Arthur Honegger
Pacific 231
Arthur Honegger, auteur van Le roi David, van Judith, van tal van goede werken voor kamermuziek, toont zich in dit
mouvement symphonique van zijn beste, romantisch-impressionistische, zijde.
‘Modern’ is het stuk eigenlijk evenmin als Les préludes van
Liszt, Till Eulenspiegel van Strauss, of Aan mijn
vaderland van Bernard Zweers. Dat wil hier zeggen: modern van geest.
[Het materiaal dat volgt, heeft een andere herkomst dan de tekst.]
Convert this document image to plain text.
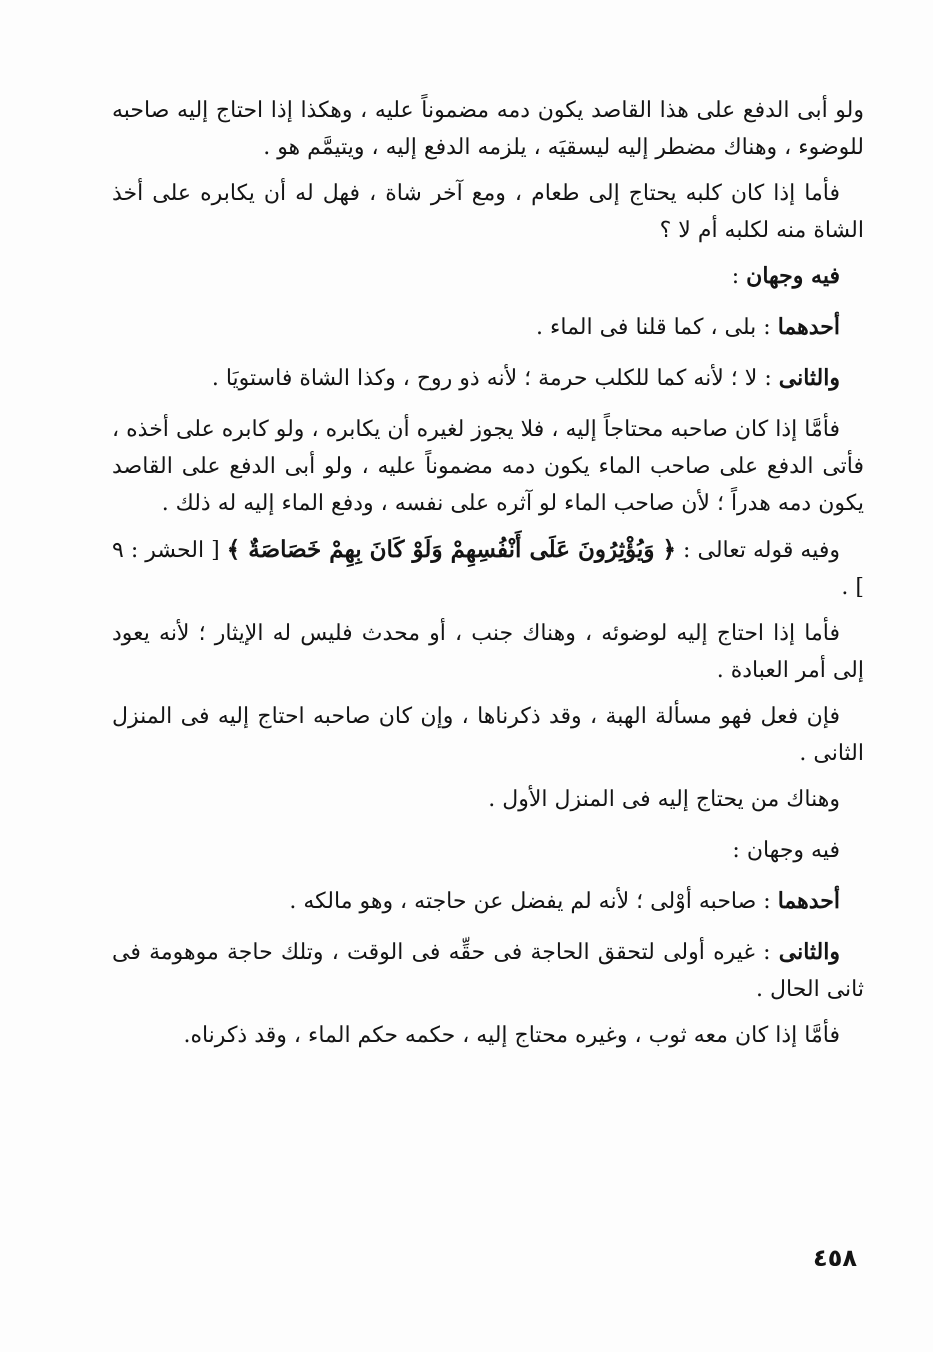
ولو أبى الدفع على هذا القاصد يكون دمه مضموناً عليه ، وهكذا إذا احتاج إليه صاحبه للوضوء ، وهناك مضطر إليه ليسقيَه ، يلزمه الدفع إليه ، ويتيمَّم هو .

فأما إذا كان كلبه يحتاج إلى طعام ، ومع آخر شاة ، فهل له أن يكابره على أخذ الشاة منه لكلبه أم لا ؟

فيه وجهان :

أحدهما : بلى ، كما قلنا فى الماء .

والثانى : لا ؛ لأنه كما للكلب حرمة ؛ لأنه ذو روح ، وكذا الشاة فاستويَا .

فأمَّا إذا كان صاحبه محتاجاً إليه ، فلا يجوز لغيره أن يكابره ، ولو كابره على أخذه ، فأتى الدفع على صاحب الماء يكون دمه مضموناً عليه ، ولو أبى الدفع على القاصد يكون دمه هدراً ؛ لأن صاحب الماء لو آثره على نفسه ، ودفع الماء إليه له ذلك .

وفيه قوله تعالى : ﴿ وَيُؤْثِرُونَ عَلَى أَنْفُسِهِمْ وَلَوْ كَانَ بِهِمْ خَصَاصَةٌ ﴾ [ الحشر : ٩ ] .

فأما إذا احتاج إليه لوضوئه ، وهناك جنب ، أو محدث فليس له الإيثار ؛ لأنه يعود إلى أمر العبادة .

فإن فعل فهو مسألة الهبة ، وقد ذكرناها ، وإن كان صاحبه احتاج إليه فى المنزل الثانى .

وهناك من يحتاج إليه فى المنزل الأول .

فيه وجهان :

أحدهما : صاحبه أوْلى ؛ لأنه لم يفضل عن حاجته ، وهو مالكه .

والثانى : غيره أولى لتحقق الحاجة فى حقِّه فى الوقت ، وتلك حاجة موهومة فى ثانى الحال .

فأمَّا إذا كان معه ثوب ، وغيره محتاج إليه ، حكمه حكم الماء ، وقد ذكرناه.

٤٥٨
Van klank is Pacific natuurlijk anders, zeggen wij: actueler,
dan Strauss' of Liszts verdichtselen. Maar de eerste vraag is altijd die naar de
psyche van een kunstwerk, dat wil zeggen: van de schepper. En Honeggers geest is
die van de romantische impressionist.
‘J'ai toujours aimé passionnément les locomotives,’ zegt hij ergens. ‘Het zijn
levende wezens voor mij en ik houd van ze, comme d' autres aiment les femmes ou
les chevaux’...
De retorica van deze mededeling is niet bijzonder gelukkig en wij mogen vrezen,
dat sommige van Honeggers vrouwelijke kennissen hem nadien hebben laten blijken,
dat zij niet wensten te concurreren met mechanische of animale tractoren.
Maar de wijzeren onder die kennissen zullen zijn lyrische ontboezeming gelezen
hebben met een glimlach en zij zullen de opmerking gemaakt hebben, dat Schumanns
Davidsbund, Berlioz' Feux et tonnerres,
Wagners exageraties, zogoed als E.Th.A. Hoffmans Tolle
Schnickschnack, nog voortleven in onze dagen, gepersonifieerd in een
jong en talentrijk musicus.
Wat wij een station verder, enigermate meer in de toekomst, nog met deze machine
zullen moeten doen, is een andere vraag. Zij zal tamelijk snel verouderd zijn.